If you have access to an outside play space, use it. It is important for children to have the opportunity to be active, enjoy freedom of movement and fresh air. Remind adults to bring along warm clothing for themselves as well as the little ones, as they will be more likely to stay outside with their children if they also are protected against the elements. The outdoors holds many opportunities for wonder and learning. Along with enjoying active play, children are often interested in the changes in nature, and the science of weather and temperature.

When you do decide to take the play indoors, there are still lots of ways to provide activities that appeal to the wide range of interests and skills of all children at playgroup. Think about how to incorporate active play when setting up indoors such as:

  • Obstacle courses: Use hula hoops, tunnels or cardboard boxes to crawl through.
  • Making a cubby house: Use a large box, card table, blanket and cushions. Remember that planning and gathering materials together is part of the fun.
  • Games of skill: Throw a ball or bean bag into a hoop, box or bucket. Activities using balls can be adapted for inside by substituting hard plastic or rubber balls with bean bags or homemade balls made by stuffing the toes of socks with fibrefill. These are softer, easier to control and don’t make as much noise when landing on the floor.
  • Music and movement: Clear a space, play some music and provide colourful scarves or ribbons for children and explore moving in various ways to different sounds. Or provide some bought or homemade instruments and encourage children to experiment with making music.

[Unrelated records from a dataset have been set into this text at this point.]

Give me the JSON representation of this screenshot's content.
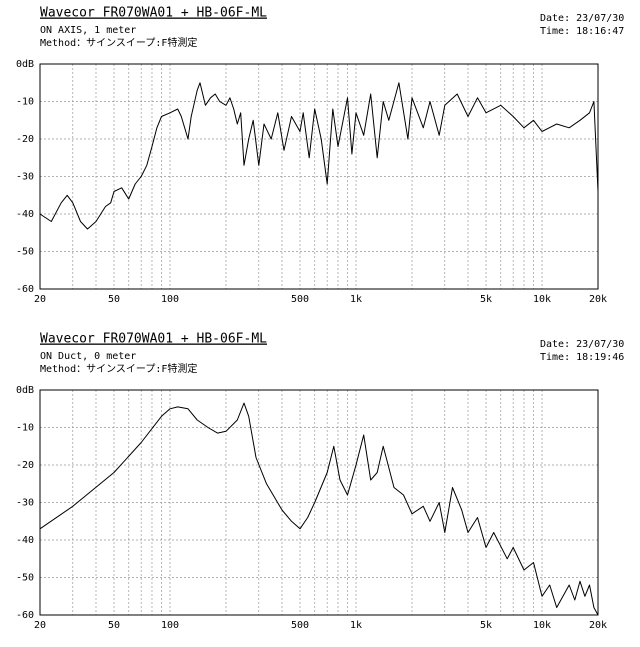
{
  "chart_data": [
    {
      "type": "line",
      "title": "Wavecor FR070WA01 + HB-06F-ML",
      "subtitle": "ON AXIS, 1 meter",
      "method": "Method：サインスイープ:F特測定",
      "date": "Date: 23/07/30",
      "time": "Time: 18:16:47",
      "xscale": "log",
      "grid": true,
      "color": "#000000",
      "xlim": [
        20,
        20000
      ],
      "ylim": [
        -60,
        0
      ],
      "xticks": [
        20,
        50,
        100,
        500,
        {
          "value": 1000,
          "label": "1k"
        },
        {
          "value": 5000,
          "label": "5k"
        },
        {
          "value": 10000,
          "label": "10k"
        },
        {
          "value": 20000,
          "label": "20k"
        }
      ],
      "xgrid": [
        30,
        40,
        60,
        70,
        80,
        90,
        200,
        300,
        400,
        600,
        700,
        800,
        900,
        2000,
        3000,
        4000,
        6000,
        7000,
        8000,
        9000
      ],
      "yticks": [
        {
          "value": 0,
          "label": "0dB"
        },
        -10,
        -20,
        -30,
        -40,
        -50,
        -60
      ],
      "x": [
        20,
        23,
        26,
        28,
        30,
        33,
        36,
        40,
        45,
        48,
        50,
        55,
        60,
        65,
        70,
        75,
        80,
        85,
        90,
        100,
        110,
        115,
        125,
        130,
        140,
        145,
        155,
        165,
        175,
        185,
        200,
        210,
        220,
        230,
        240,
        250,
        265,
        280,
        300,
        320,
        350,
        380,
        410,
        450,
        500,
        520,
        560,
        600,
        650,
        700,
        750,
        800,
        900,
        950,
        1000,
        1100,
        1200,
        1300,
        1400,
        1500,
        1700,
        1900,
        2000,
        2300,
        2500,
        2800,
        3000,
        3500,
        4000,
        4500,
        5000,
        6000,
        7000,
        8000,
        9000,
        10000,
        12000,
        14000,
        16000,
        18000,
        19000,
        20000
      ],
      "values": [
        -40,
        -42,
        -37,
        -35,
        -37,
        -42,
        -44,
        -42,
        -38,
        -37,
        -34,
        -33,
        -36,
        -32,
        -30,
        -27,
        -22,
        -17,
        -14,
        -13,
        -12,
        -14,
        -20,
        -14,
        -7,
        -5,
        -11,
        -9,
        -8,
        -10,
        -11,
        -9,
        -12,
        -16,
        -13,
        -27,
        -20,
        -15,
        -27,
        -16,
        -20,
        -13,
        -23,
        -14,
        -18,
        -13,
        -25,
        -12,
        -20,
        -32,
        -12,
        -22,
        -9,
        -24,
        -13,
        -19,
        -8,
        -25,
        -10,
        -15,
        -5,
        -20,
        -9,
        -17,
        -10,
        -19,
        -11,
        -8,
        -14,
        -9,
        -13,
        -11,
        -14,
        -17,
        -15,
        -18,
        -16,
        -17,
        -15,
        -13,
        -10,
        -34
      ]
    },
    {
      "type": "line",
      "title": "Wavecor FR070WA01 + HB-06F-ML",
      "subtitle": "ON Duct, 0 meter",
      "method": "Method：サインスイープ:F特測定",
      "date": "Date: 23/07/30",
      "time": "Time: 18:19:46",
      "xscale": "log",
      "grid": true,
      "color": "#000000",
      "xlim": [
        20,
        20000
      ],
      "ylim": [
        -60,
        0
      ],
      "xticks": [
        20,
        50,
        100,
        500,
        {
          "value": 1000,
          "label": "1k"
        },
        {
          "value": 5000,
          "label": "5k"
        },
        {
          "value": 10000,
          "label": "10k"
        },
        {
          "value": 20000,
          "label": "20k"
        }
      ],
      "xgrid": [
        30,
        40,
        60,
        70,
        80,
        90,
        200,
        300,
        400,
        600,
        700,
        800,
        900,
        2000,
        3000,
        4000,
        6000,
        7000,
        8000,
        9000
      ],
      "yticks": [
        {
          "value": 0,
          "label": "0dB"
        },
        -10,
        -20,
        -30,
        -40,
        -50,
        -60
      ],
      "x": [
        20,
        30,
        50,
        70,
        90,
        100,
        110,
        125,
        140,
        160,
        180,
        200,
        230,
        250,
        265,
        290,
        330,
        400,
        450,
        500,
        550,
        600,
        700,
        760,
        820,
        900,
        1000,
        1100,
        1200,
        1300,
        1400,
        1600,
        1800,
        2000,
        2300,
        2500,
        2800,
        3000,
        3300,
        3700,
        4000,
        4500,
        5000,
        5500,
        6500,
        7000,
        8000,
        9000,
        10000,
        11000,
        12000,
        14000,
        15000,
        16000,
        17000,
        18000,
        19000,
        20000
      ],
      "values": [
        -37,
        -31,
        -22,
        -14,
        -7,
        -5,
        -4.5,
        -5,
        -8,
        -10,
        -11.5,
        -11,
        -8,
        -3.5,
        -7,
        -18,
        -25,
        -32,
        -35,
        -37,
        -34,
        -30,
        -22,
        -15,
        -24,
        -28,
        -20,
        -12,
        -24,
        -22,
        -15,
        -26,
        -28,
        -33,
        -31,
        -35,
        -30,
        -38,
        -26,
        -32,
        -38,
        -34,
        -42,
        -38,
        -45,
        -42,
        -48,
        -46,
        -55,
        -52,
        -58,
        -52,
        -56,
        -51,
        -55,
        -52,
        -58,
        -60
      ]
    }
  ]
}
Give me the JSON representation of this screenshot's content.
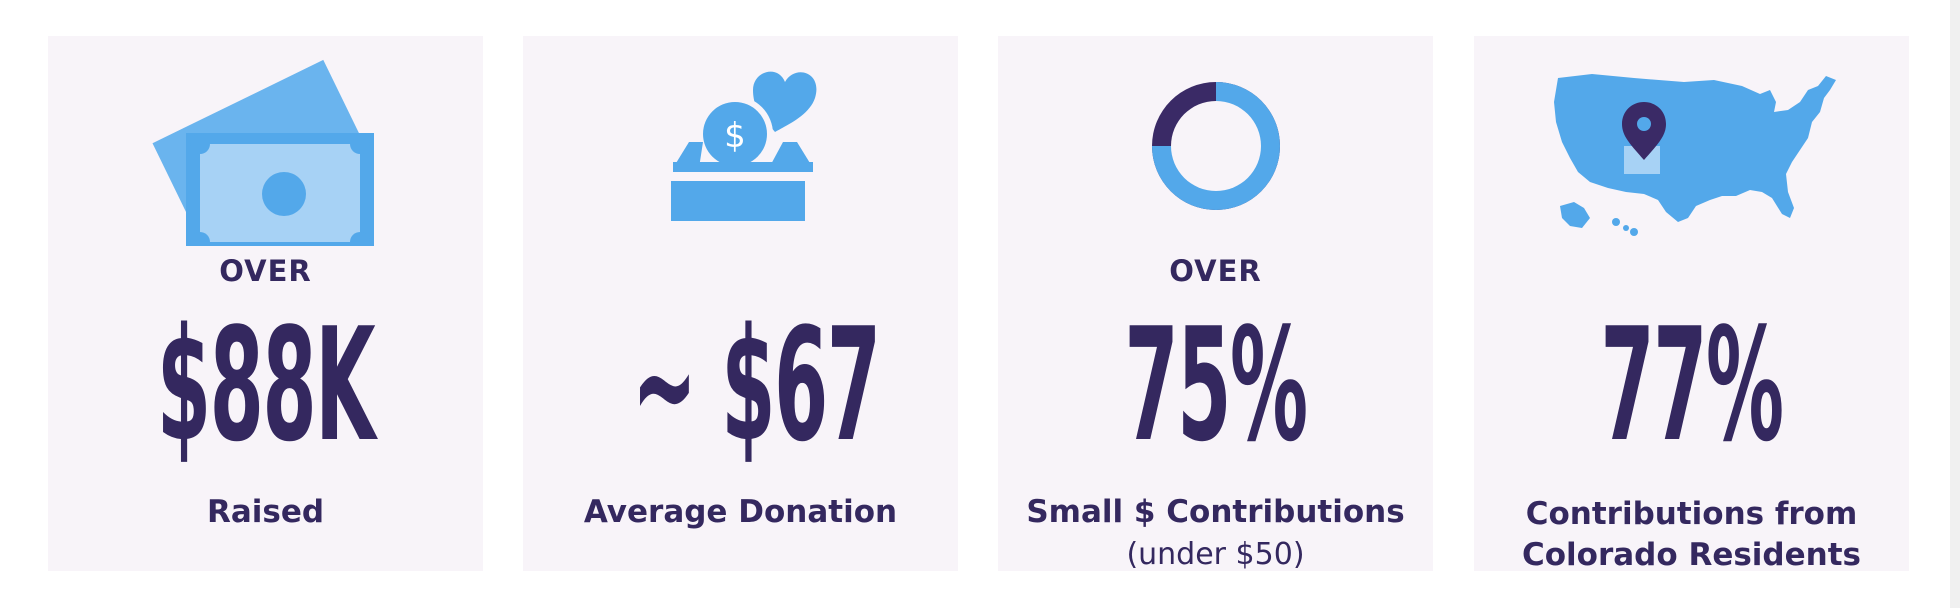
{
  "colors": {
    "background": "#ffffff",
    "card_background": "#f8f4f9",
    "text_dark": "#34285f",
    "accent_blue": "#53a8ea",
    "accent_light_blue": "#a7d2f5",
    "accent_purple": "#3a2a66"
  },
  "cards": [
    {
      "icon": "money-icon",
      "prefix": "OVER",
      "value": "$88K",
      "label": "Raised"
    },
    {
      "icon": "donation-box-icon",
      "value": "~ $67",
      "label": "Average Donation"
    },
    {
      "icon": "donut-chart-icon",
      "prefix": "OVER",
      "value": "75%",
      "label": "Small $ Contributions",
      "sublabel": "(under $50)",
      "donut_fraction": 0.75
    },
    {
      "icon": "us-map-pin-icon",
      "value": "77%",
      "label_line1": "Contributions from",
      "label_line2": "Colorado Residents"
    }
  ]
}
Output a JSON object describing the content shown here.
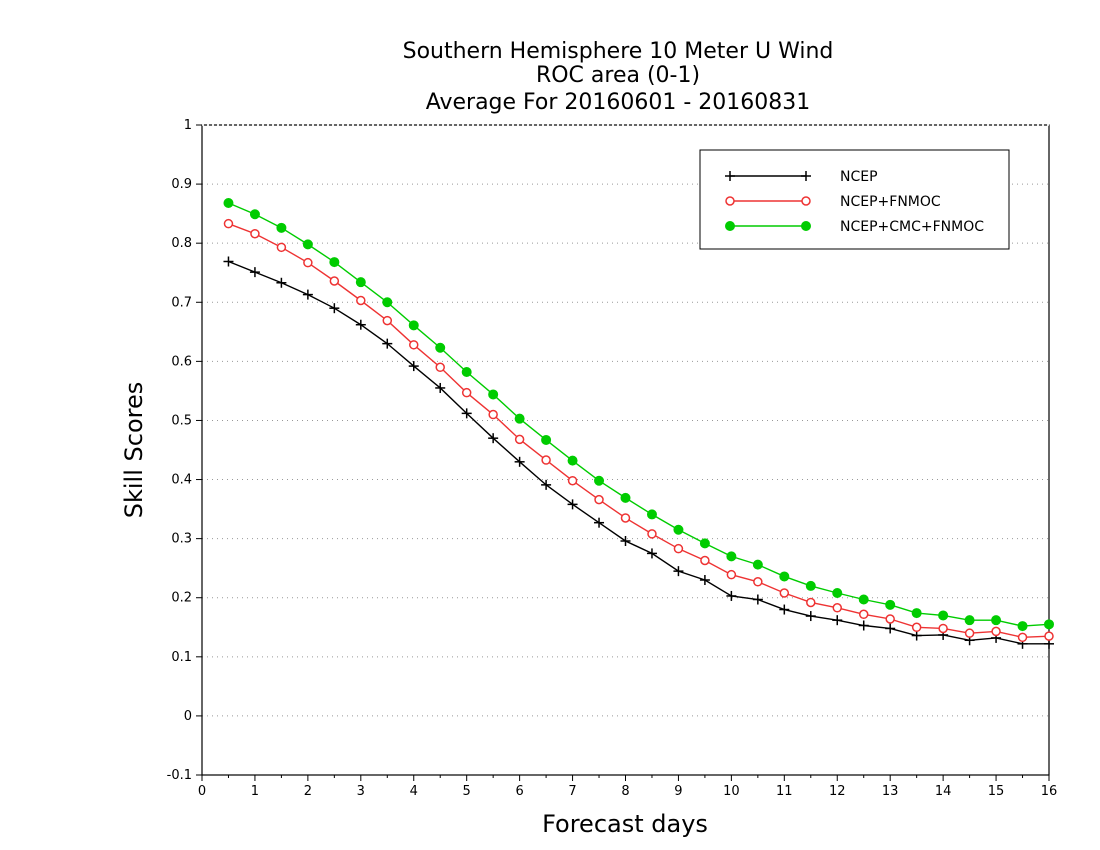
{
  "chart_data": {
    "type": "line",
    "title_lines": [
      "Southern Hemisphere 10 Meter U Wind",
      "ROC area (0-1)",
      "Average For 20160601 - 20160831"
    ],
    "xlabel": "Forecast days",
    "ylabel": "Skill Scores",
    "xlim": [
      0,
      16
    ],
    "ylim": [
      -0.1,
      1
    ],
    "x_ticks": [
      "0",
      "1",
      "2",
      "3",
      "4",
      "5",
      "6",
      "7",
      "8",
      "9",
      "10",
      "11",
      "12",
      "13",
      "14",
      "15",
      "16"
    ],
    "y_ticks": [
      "-0.1",
      "0",
      "0.1",
      "0.2",
      "0.3",
      "0.4",
      "0.5",
      "0.6",
      "0.7",
      "0.8",
      "0.9",
      "1"
    ],
    "grid": "horizontal dotted",
    "legend_position": "top-right",
    "x": [
      0.5,
      1,
      1.5,
      2,
      2.5,
      3,
      3.5,
      4,
      4.5,
      5,
      5.5,
      6,
      6.5,
      7,
      7.5,
      8,
      8.5,
      9,
      9.5,
      10,
      10.5,
      11,
      11.5,
      12,
      12.5,
      13,
      13.5,
      14,
      14.5,
      15,
      15.5,
      16
    ],
    "series": [
      {
        "name": "NCEP",
        "color": "#000000",
        "marker": "plus",
        "values": [
          0.769,
          0.751,
          0.733,
          0.713,
          0.69,
          0.662,
          0.63,
          0.592,
          0.555,
          0.512,
          0.47,
          0.43,
          0.391,
          0.358,
          0.327,
          0.296,
          0.275,
          0.245,
          0.23,
          0.203,
          0.197,
          0.18,
          0.169,
          0.162,
          0.153,
          0.148,
          0.136,
          0.137,
          0.128,
          0.132,
          0.122,
          0.122
        ]
      },
      {
        "name": "NCEP+FNMOC",
        "color": "#ee3333",
        "marker": "open-circle",
        "values": [
          0.833,
          0.816,
          0.793,
          0.767,
          0.736,
          0.703,
          0.669,
          0.628,
          0.59,
          0.547,
          0.51,
          0.468,
          0.433,
          0.398,
          0.366,
          0.335,
          0.308,
          0.283,
          0.263,
          0.239,
          0.227,
          0.208,
          0.192,
          0.183,
          0.172,
          0.164,
          0.15,
          0.148,
          0.14,
          0.143,
          0.133,
          0.135
        ]
      },
      {
        "name": "NCEP+CMC+FNMOC",
        "color": "#00cc00",
        "marker": "filled-circle",
        "values": [
          0.868,
          0.849,
          0.826,
          0.798,
          0.768,
          0.734,
          0.7,
          0.661,
          0.623,
          0.582,
          0.544,
          0.503,
          0.467,
          0.432,
          0.398,
          0.369,
          0.341,
          0.315,
          0.292,
          0.27,
          0.256,
          0.236,
          0.22,
          0.208,
          0.197,
          0.188,
          0.174,
          0.17,
          0.162,
          0.162,
          0.152,
          0.155
        ]
      }
    ]
  }
}
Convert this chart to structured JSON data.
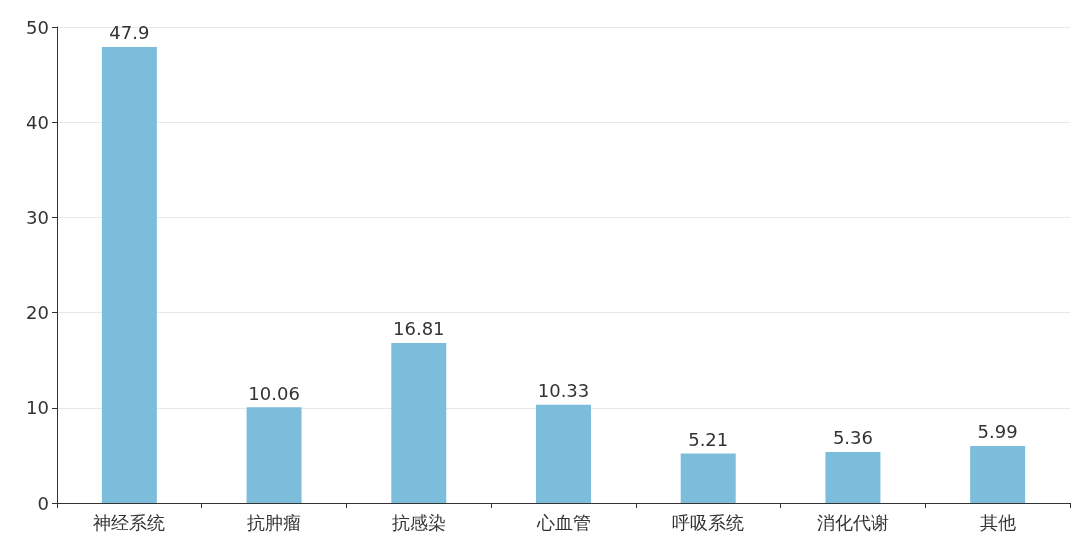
{
  "chart_data": {
    "type": "bar",
    "categories": [
      "神经系统",
      "抗肿瘤",
      "抗感染",
      "心血管",
      "呼吸系统",
      "消化代谢",
      "其他"
    ],
    "values": [
      47.9,
      10.06,
      16.81,
      10.33,
      5.21,
      5.36,
      5.99
    ],
    "color": "#7cbddb",
    "ylim": [
      0,
      50
    ],
    "yticks": [
      0,
      10,
      20,
      30,
      40,
      50
    ],
    "grid": "y",
    "data_labels": true
  }
}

Bring the outdoors inside by setting up a nature try or table. Add some magnifying glasses to enhance the investigation.

Sand play can be moved indoors by placing some sand in a tub or tray. Add some spoons, cups, shells or plastic animals.

The block area can be a hive of activity. Add some small cars or trucks, maps or street directories and drawing materials to extend the experience.


The change of seasons offers us the chance to think about and discuss all sorts of topics relating to the world around us. While we could never expect to have all the answers, it can be fun to explore themes together.

Review the selection of books available at playgroup or visit the library to find books that reflect nature and what is happening outside.

Art and craft activities provide a chance to explore and express what is going on around us. Try adding some materials to the craft table that may be inspired by nature or use paints of a particular colour palette. On colder days it can be soothing to play with warm playdough. Make the playdough during the session and invite children to help measure and mix dry ingredients. An adult should add the hot water away for children for safety reasons but once mixed, playdough can be shared among children and kneaded while still warm.

Children learn all the time everywhere. The weather or the season doesn’t limit the opportunity to play and learn, it just changes the landscape. Our ability to tap into the children’s curiosity only broadens the possibilities.